By Bianca Flowers and Shivansh Tiwary
(Reuters) -Caterpillar beat estimates with a double-digit jump in operating profit on Monday to send its shares to a record high buoyed by mining equipment sales and higher prices across its machinery divisions.
Shares for the Texas-based company were up 5%.
Spending on heavy machinery held steady among commercial clients. Dealer inventories fell for the first time in four quarters, by $900 million, in an encouraging sign that spending remains resilient helped by President Joe Biden’s $1 trillion infrastructure law to upgrade roads, bridges and other transportation infrastructure.
Analysts expect commercial construction, which accounts for 75% of Caterpillar’s business, to help safeguard the company’s margins this year despite an anticipated slowdown in global economic growth.
“This stock has really become a barometer for not just the industrial economy but the global economy writ large – it has also been more resilient than expected,” said Kristen Owen, executive director at Oppenheimer & Co Inc.
Chief Financial Officer Andrew Bonfield told investors on a conference call that top-line estimates would be relatively similar to last year, adding: “We believe that the bottom end of the range remains challenging, but achievable.”
Retail sales in North America were up 11% year on year. Purchases for commercial customers in the Asia Pacific region were down 5% as China’s troubled property market continues to drag on sales in the region.
The company’s profit margins have been helped by a $28.1 billion order backlog for construction equipment and demand from customers in oil and gas, power generation, rail and defense in the past year.
Despite drilling at North American oil rigs showing signs of weakening, the industrial powerhouse is still benefiting from higher purchase volumes for its haul trucks and other mid- to large-sized mining equipment.
Purchases of heavy machinery from construction and mining industries aided Caterpillar’s full-year operating margin.

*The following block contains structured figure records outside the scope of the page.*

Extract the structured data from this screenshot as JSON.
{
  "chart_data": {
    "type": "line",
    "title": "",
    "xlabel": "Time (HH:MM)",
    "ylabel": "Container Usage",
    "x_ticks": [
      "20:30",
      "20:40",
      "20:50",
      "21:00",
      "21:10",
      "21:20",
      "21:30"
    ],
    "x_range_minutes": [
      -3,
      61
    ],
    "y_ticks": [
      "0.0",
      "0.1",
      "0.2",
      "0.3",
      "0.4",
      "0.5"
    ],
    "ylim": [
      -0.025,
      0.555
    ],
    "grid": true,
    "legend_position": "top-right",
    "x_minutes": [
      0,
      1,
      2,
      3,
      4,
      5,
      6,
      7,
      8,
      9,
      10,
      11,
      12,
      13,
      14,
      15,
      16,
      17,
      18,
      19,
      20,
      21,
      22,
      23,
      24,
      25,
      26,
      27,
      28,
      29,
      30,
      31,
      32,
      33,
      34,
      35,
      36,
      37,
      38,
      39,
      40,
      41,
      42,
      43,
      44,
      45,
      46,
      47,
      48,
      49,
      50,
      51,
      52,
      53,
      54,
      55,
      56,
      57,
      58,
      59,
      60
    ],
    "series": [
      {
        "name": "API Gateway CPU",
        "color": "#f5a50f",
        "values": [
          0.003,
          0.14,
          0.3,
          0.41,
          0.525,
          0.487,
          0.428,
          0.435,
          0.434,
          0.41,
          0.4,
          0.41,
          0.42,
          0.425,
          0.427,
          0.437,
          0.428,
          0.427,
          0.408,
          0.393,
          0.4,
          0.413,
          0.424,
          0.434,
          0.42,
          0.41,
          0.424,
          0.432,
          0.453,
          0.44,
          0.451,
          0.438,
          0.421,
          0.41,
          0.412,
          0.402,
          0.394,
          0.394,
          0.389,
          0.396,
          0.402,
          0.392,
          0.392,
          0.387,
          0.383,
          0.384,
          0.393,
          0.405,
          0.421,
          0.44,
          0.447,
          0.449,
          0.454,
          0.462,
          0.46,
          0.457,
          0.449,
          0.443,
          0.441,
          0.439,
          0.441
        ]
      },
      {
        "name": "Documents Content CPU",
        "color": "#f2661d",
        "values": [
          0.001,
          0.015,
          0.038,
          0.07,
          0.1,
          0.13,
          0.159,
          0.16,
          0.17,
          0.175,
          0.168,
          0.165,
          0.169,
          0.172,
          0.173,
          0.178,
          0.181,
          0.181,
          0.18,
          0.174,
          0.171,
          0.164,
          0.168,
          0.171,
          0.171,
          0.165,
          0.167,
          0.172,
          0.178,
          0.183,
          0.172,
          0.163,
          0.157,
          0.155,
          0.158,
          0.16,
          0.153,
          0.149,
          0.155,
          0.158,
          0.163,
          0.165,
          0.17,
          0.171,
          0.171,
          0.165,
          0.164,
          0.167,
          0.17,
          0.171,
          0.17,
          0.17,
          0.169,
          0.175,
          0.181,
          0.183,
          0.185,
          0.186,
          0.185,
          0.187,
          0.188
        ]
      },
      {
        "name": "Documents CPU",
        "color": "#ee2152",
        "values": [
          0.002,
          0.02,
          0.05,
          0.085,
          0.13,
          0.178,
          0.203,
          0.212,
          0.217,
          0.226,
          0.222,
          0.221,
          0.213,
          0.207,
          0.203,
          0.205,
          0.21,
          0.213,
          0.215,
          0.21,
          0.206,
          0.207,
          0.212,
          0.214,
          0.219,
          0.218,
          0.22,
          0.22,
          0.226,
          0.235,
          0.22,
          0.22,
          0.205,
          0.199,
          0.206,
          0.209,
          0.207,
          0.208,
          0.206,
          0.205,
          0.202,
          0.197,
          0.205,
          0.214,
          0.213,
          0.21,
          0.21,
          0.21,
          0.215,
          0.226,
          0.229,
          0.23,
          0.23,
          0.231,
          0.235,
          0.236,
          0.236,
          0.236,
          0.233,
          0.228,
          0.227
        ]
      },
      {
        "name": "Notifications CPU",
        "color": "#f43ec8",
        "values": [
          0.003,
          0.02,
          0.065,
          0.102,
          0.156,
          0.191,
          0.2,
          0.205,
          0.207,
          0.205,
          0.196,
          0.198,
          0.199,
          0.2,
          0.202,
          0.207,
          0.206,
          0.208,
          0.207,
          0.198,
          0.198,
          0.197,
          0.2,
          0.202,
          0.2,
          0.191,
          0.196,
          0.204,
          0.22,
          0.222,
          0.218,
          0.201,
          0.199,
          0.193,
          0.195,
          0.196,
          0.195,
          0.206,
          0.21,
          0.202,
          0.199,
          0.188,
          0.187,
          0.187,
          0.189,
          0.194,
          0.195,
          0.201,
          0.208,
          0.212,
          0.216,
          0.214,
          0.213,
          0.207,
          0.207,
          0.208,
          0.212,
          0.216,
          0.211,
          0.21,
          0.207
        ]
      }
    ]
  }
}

Profit for the world’s largest construction company in the energy and transportation segment rose 21% from the year prior.
Its operating profit margin increased to 18.4% in the fourth quarter from 10.1% a year earlier.
The company’s fourth-quarter profit rose to $2.68 billion, or $5.28 per share, topping consensus estimates of $4.75 per share.
Sales and revenue for the quarter ended Dec. 31 were in line with analysts forecasts, rising to $17.1 billion from $16.6 billion.